Tellement! En plus, il y a plein de sous-projets à cette aventure-là. J’écris beaucoup, ces derniers temps. Je pense que je n’avais jamais écrit autant depuis mes débuts en 1993. Si je me souviens bien, cette année-là, j’avais composé environ 93 chansons, une affaire de fou! À l’époque, j’avais du temps! J’habitais avec ma sœur, elle m’aidait à vivre, parce que je ne faisais pas de gros sous. Je lui en serai à jamais reconnaissante. Ces années-ci, l’inspiration et l’envie de créer sont plus grandes que jamais, ce qui me permet de faire un projet de cette ampleur.

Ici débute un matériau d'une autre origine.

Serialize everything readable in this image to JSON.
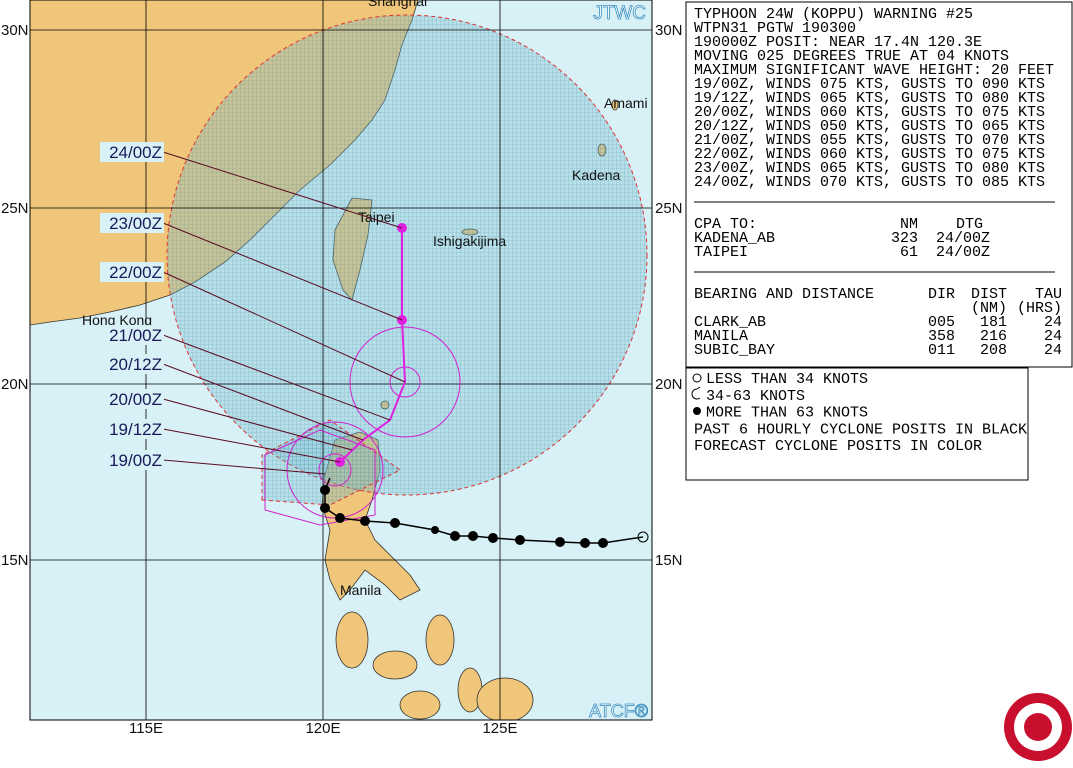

Vous avez écrit de très belles chansons sur ces albums, notamment J’ai pas dit non, qui est vraiment dans l’air du temps. Comment est-elle née?
Dans les derniers mois, il est arrivé à trois reprises que je m’éveille en sortant d’un rêve. J’ai alors pris mon téléphone sur ma table de chevet, et j’ai écrit le texte au complet de cette façon. Je ne sais pas exactement à quoi j’ai rêvé, mais j’avais clairement le souci de traiter d’une fille qui vit une relation sexuelle qui vire mal. J’ai pris ma guitare et la mélodie est née. Le même jour, je m’en allais en studio et j’ai décidé de faire la chanson à la guitare. J’ai fait quelques notes au piano, les chœurs, et, en soirée, elle était enregistrée. Ça s’est fait en toute spontanéité, et ça caractérise bien le projet au complet. Je ne m’empêche pas d’ajouter de la nouveauté. Je veux que ça me ressemble, telle que je suis aujourd’hui.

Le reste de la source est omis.